Joseph Ratzinger, 2005
Pope Benedict XVI was born in Marktl am Inn, Diocese of Passau (Germany), on April 16, 1927 (Holy Saturday) and was baptized the same day. His father, a policeman, belonged to an old family of farmers of humble economic circumstances from Lower Bavaria. His mother was the daughter of artisans from Rimsting on the shore of Lake Chiem, and before marrying she had worked as a cook in various hotels. He spent his childhood and adolescence in Traunstein, a small village near the Austrian border, 30 km. from Salzburg. In this context, that he himself defined as "Mozartian", he received his Christian, human and cultural education. Not easy was the period of his youth. Faith and the family upbringing prepared him for the harsh experience of those years, during which the Nazi regime pursued a hostile attitude towards the Catholic Church. The young Joseph saw some Nazis beating the Parish Priest before the celebration of the Holy Mass. It was just during that complex situation that he discovered the beauty and truth of faith in Christ; concerning this, a key role played his family's attitude, that always gave him a clear witness of goodness and hope, rooted in a convinced attachment to the Church.
From 1946 to 1951 he studied philosophy and theology in the Higher School of Philosophy and Theology of Freising and at the University of Monaco of Bavaria. He was ordained June 29, 1951. One year later he began teaching at the Higher School of Freising. In 1953 he obtained his doctorate in theology with a thesis entitled "People and House of God in St. Augustine's doctrine of the Church." Four years later, under the direction of the renowned professor of fundamental theology Gottlieb Söhngen, he qualified for University teaching with a dissertation on: "The Theology of History in St Bonaventure". After lecturing on dogmatic and fundamental theology at the Higher School of Philosophy and Theology in Freising, he continued to teach at Bonn, from 1959 to 1963; in Munster, from 1963 to 1966, and in Tübingen, from 1966 to 1969. In the latter year he became professor of dogmatics and history of dogma at the University of Regensburg, where he held also the position of Vice President of the University.
From 1962 to 1965 he made a notable contribution to Vatican II as an "expert"; he attended as theological advisor of Cardinal Joseph Frings, Archbishop of Cologne.
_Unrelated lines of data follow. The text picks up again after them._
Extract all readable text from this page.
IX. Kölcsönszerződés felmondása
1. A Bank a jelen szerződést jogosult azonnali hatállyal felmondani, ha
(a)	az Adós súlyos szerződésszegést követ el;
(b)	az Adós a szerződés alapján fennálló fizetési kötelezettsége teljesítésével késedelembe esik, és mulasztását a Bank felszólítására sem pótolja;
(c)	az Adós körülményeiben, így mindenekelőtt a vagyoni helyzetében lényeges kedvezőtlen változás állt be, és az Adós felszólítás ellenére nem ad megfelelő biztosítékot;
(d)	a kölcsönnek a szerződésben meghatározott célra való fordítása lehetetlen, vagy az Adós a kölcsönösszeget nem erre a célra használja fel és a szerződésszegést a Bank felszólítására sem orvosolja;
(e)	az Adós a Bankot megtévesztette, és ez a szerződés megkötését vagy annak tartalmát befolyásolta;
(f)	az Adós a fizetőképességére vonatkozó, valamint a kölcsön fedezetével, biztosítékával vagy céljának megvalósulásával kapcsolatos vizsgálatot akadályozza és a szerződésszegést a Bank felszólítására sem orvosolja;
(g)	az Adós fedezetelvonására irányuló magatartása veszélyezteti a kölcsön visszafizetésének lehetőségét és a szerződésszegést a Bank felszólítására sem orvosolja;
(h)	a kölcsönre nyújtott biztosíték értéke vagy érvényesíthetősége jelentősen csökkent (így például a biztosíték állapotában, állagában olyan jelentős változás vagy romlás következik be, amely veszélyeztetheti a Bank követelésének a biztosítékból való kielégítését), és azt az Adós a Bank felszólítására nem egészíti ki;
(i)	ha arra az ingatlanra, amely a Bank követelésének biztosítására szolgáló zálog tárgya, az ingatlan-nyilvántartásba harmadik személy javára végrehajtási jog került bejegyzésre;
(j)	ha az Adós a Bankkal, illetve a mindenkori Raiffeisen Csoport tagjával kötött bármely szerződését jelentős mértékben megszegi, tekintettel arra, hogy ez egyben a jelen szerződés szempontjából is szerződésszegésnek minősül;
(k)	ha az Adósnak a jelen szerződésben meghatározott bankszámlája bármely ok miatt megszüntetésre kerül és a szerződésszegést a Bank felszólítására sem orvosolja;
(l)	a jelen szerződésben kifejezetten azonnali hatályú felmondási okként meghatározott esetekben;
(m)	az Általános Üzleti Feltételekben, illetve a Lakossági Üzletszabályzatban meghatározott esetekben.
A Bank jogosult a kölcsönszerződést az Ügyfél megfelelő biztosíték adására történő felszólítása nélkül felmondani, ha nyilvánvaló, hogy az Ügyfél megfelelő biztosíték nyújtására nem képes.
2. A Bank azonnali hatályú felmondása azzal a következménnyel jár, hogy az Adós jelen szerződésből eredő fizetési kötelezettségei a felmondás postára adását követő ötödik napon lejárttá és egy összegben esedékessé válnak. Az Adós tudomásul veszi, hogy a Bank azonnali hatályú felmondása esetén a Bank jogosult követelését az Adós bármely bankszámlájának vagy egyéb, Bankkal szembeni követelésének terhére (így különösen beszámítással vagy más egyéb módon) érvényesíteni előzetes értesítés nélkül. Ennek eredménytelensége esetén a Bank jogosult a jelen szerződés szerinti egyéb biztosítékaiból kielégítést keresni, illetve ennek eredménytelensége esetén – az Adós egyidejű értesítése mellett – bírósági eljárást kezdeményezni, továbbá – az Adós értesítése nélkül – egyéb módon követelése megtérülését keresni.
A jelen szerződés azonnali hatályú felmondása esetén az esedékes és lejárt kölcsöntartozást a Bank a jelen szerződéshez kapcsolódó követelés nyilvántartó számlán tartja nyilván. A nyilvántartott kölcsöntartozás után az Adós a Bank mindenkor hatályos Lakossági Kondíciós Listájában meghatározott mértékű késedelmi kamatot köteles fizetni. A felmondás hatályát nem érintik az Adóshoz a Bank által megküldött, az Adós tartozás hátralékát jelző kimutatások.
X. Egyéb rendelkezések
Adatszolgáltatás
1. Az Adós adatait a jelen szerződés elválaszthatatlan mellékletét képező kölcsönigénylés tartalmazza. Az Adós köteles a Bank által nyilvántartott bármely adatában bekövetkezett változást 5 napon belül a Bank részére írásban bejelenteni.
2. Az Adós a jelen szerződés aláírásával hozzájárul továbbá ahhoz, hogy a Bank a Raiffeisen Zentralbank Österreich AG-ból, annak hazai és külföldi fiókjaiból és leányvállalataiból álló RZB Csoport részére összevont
An intense scientific activity led him to important positions in the service of the German Bishops' Conference and the International Theological Commission.
In 1972, together with Hans Urs von Balthasar, Henri de Lubac and other great theologians, he initiated the theological journal "Communio".
From 1972 to 1973 he taught at the Pontifical Gregorian University taking his course on the topic "Eucharistielehre." On 25 March 1977 Pope Paul VI appointed him Archbishop of Monaco and Freising and received episcopal ordination on May 28. Paul VI created him Cardinal, with the priestly title of "Santa Maria Comforter to Tiburtino", in the Consistory of 27 June of the same year. In 1978, Cardinal Ratzinger took part in the Conclave which elected John Paul I, from 25 to 26 August. In October of the same year he took part in the Conclave that elected Pope John Paul II. On 25 November 1981 John Paul II appointed him Prefect of the Congregation for the Doctrine of the Faith and President of the Pontifical Biblical Commission and of the International Theological Commission. On 15 February 1982 he resigned the pastoral governance of the Archdiocese of Monaco and Freising; on 5 April 1993 the Holy Father elevated him to the Order of Bishops assigning to him the Suburbicarian of Velletri - Segni.
On 19 April 2005 he was elected pope by the cardinals in conclave and took the name of Benedict XVI.